Germering - Glücklicherweise konnte der Stab im Februar aufgefunden werden und so wurde er, rechtzeitig zum Schmücken des Brunnens, vom Schlosser Peter Schröfl fachmännisch zusammengesetzt. Lang appelliert deswegen im Namen des Vereins an den oder die Täter „dieses von der Allgemeinheit gestiftete Denkmal zukünftig unversehrt zu lassen. Er erspart damit öffentlichen Ärger und unnötige Kosten, die ihn auch selbst treffen können.“ Ab dem Jahr 2004 wurde es zur alljährlichen Tradition, dass der Brunnen mit bunten Eiern und grünen Girlanden dekoriert wird. Die aus Buchs und Koniferen bestehenden Girlanden wurden ein paar Tage im Voraus von den rund zwölf Mitgliedern des Heimatpflegevereins gebunden. Einen Tag vor Palmsonntag trafen sich dann alle bei fröstelnden Temperaturen, um alles an den Brunnen anzubringen.

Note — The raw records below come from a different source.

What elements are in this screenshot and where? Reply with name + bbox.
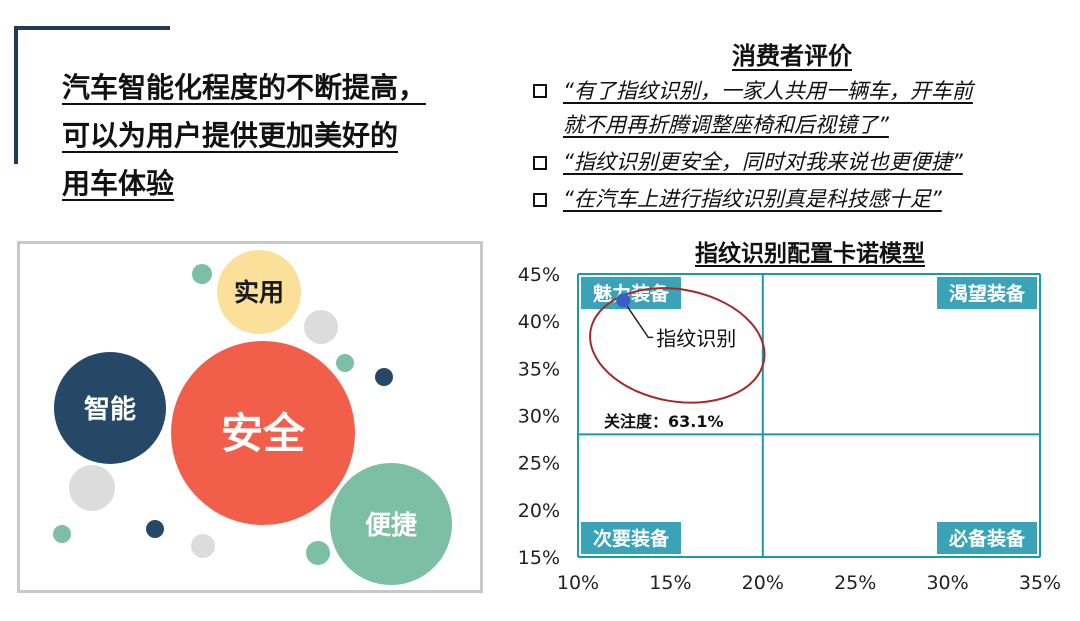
reviews-title: 消费者评价	[732, 42, 852, 70]
y-tick-label: 40%	[518, 311, 560, 333]
x-tick-label: 10%	[557, 572, 599, 594]
headline-line-2: 可以为用户提供更加美好的	[62, 119, 399, 152]
x-tick-label: 25%	[834, 572, 876, 594]
quadrant-label-desired: 渴望装备	[949, 282, 1026, 305]
y-tick-label: 35%	[518, 358, 560, 380]
review-2: “指纹识别更安全，同时对我来说也更便捷”	[563, 150, 963, 174]
bubble-smart	[54, 352, 166, 464]
review-1-line-2: 就不用再折腾调整座椅和后视镜了”	[563, 113, 889, 137]
bubble-diagram: 实用 智能 安全 便捷	[53, 250, 452, 585]
bullet-checkbox-icon	[533, 156, 547, 170]
small-gray-dot	[191, 534, 215, 558]
data-point-label: 指纹识别	[656, 326, 736, 350]
headline-line-1: 汽车智能化程度的不断提高，	[62, 71, 427, 104]
y-tick-label: 25%	[518, 453, 560, 475]
quadrant-label-minor: 次要装备	[593, 527, 670, 550]
small-navy-dot	[375, 368, 393, 386]
y-tick-label: 20%	[518, 500, 560, 522]
headline-line-3: 用车体验	[62, 167, 175, 200]
x-tick-label: 20%	[742, 572, 784, 594]
review-3: “在汽车上进行指纹识别真是科技感十足”	[563, 187, 942, 211]
x-tick-label: 30%	[926, 572, 968, 594]
bubble-practical-label: 实用	[234, 278, 284, 307]
small-gray-dot	[304, 310, 338, 344]
x-tick-label: 15%	[649, 572, 691, 594]
quadrant-label-desired-bg	[937, 277, 1037, 309]
small-navy-dot	[146, 520, 164, 538]
data-point-fingerprint	[616, 293, 631, 308]
small-green-dot	[336, 354, 354, 372]
x-tick-label: 35%	[1019, 572, 1061, 594]
small-green-dot	[192, 264, 212, 284]
bubble-panel: 实用 智能 安全 便捷	[17, 241, 483, 593]
bubble-smart-label: 智能	[84, 394, 136, 425]
bullet-checkbox-icon	[533, 84, 547, 98]
quadrant-label-must-bg	[937, 522, 1037, 554]
highlight-ring	[589, 287, 766, 404]
headline: 汽车智能化程度的不断提高， 可以为用户提供更加美好的 用车体验	[62, 64, 482, 208]
bubble-convenient-label: 便捷	[365, 511, 417, 541]
bubble-safe	[171, 341, 355, 525]
bubble-practical	[217, 250, 301, 334]
bullet-checkbox-icon	[533, 193, 547, 207]
accent-bracket	[14, 26, 170, 164]
kano-chart: 45%40%35%30%25%20%15%10% 15% 20% 25% 30% 35%魅…	[518, 264, 1061, 594]
y-tick-label: 30%	[518, 406, 560, 428]
bubble-safe-label: 安全	[221, 409, 306, 458]
quadrant-label-minor-bg	[581, 522, 681, 554]
small-gray-dot	[69, 465, 115, 511]
chart-title: 指纹识别配置卡诺模型	[695, 241, 925, 267]
y-tick-label: 45%	[518, 264, 560, 286]
small-green-dot	[53, 525, 71, 543]
review-1-line-1: “有了指纹识别，一家人共用一辆车，开车前	[563, 79, 973, 103]
callout-leader-line	[626, 305, 654, 339]
small-green-dot	[306, 541, 330, 565]
bubble-convenient	[330, 463, 452, 585]
quadrant-label-must: 必备装备	[948, 527, 1026, 550]
attention-annotation: 关注度：63.1%	[604, 412, 724, 431]
y-tick-label: 15%	[518, 547, 560, 569]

Die mittlerweile etwa 1.000 Eier sind bereits auf Draht aufgezogen und liegen zum Dekorieren bereit. „Zwischendurch müssen immer Mal wieder ein paar Eier ersetzt werden“, sagt Evelyn Lang, zweite Vorsitzende. 

Plastik statt Natur - So geht weniger zu Bruch

Aber dennoch seien sie froh, dass es sich um Plastikeier handle, nicht wie in manchen Regionen der Fränkischen Schweiz – von hier kommt der Brauch des Osterbrunnens nämlich – in denen auch echte Eier zum Einsatz kommen. „Wer weiß, wie viele da jedes Jahr zu Bruch gehen würden“, sagen einige Damen des Vereins einstimmig. Die Eier wurden von den Schülern der Kleinfeldschule bemalt. Langjähriger Rektor und seit 2014 Ehrenvorsitzender des Vereins Albert Bichler ist es vor allem wichtig „die alten Traditionen am Leben zu erhalten“. Umso mehr freut er sich, dass der Brunnen schon zum 16. Mal in vollem Glanze erstrahlt. Ein Ei sei dabei schöner als das andere. Betrachtet werden kann das „Oster-Werk“ zwei Wochen lang, von Palmsonntag bis zum Weißen Sonntag, dem Sonntag nach Ostern.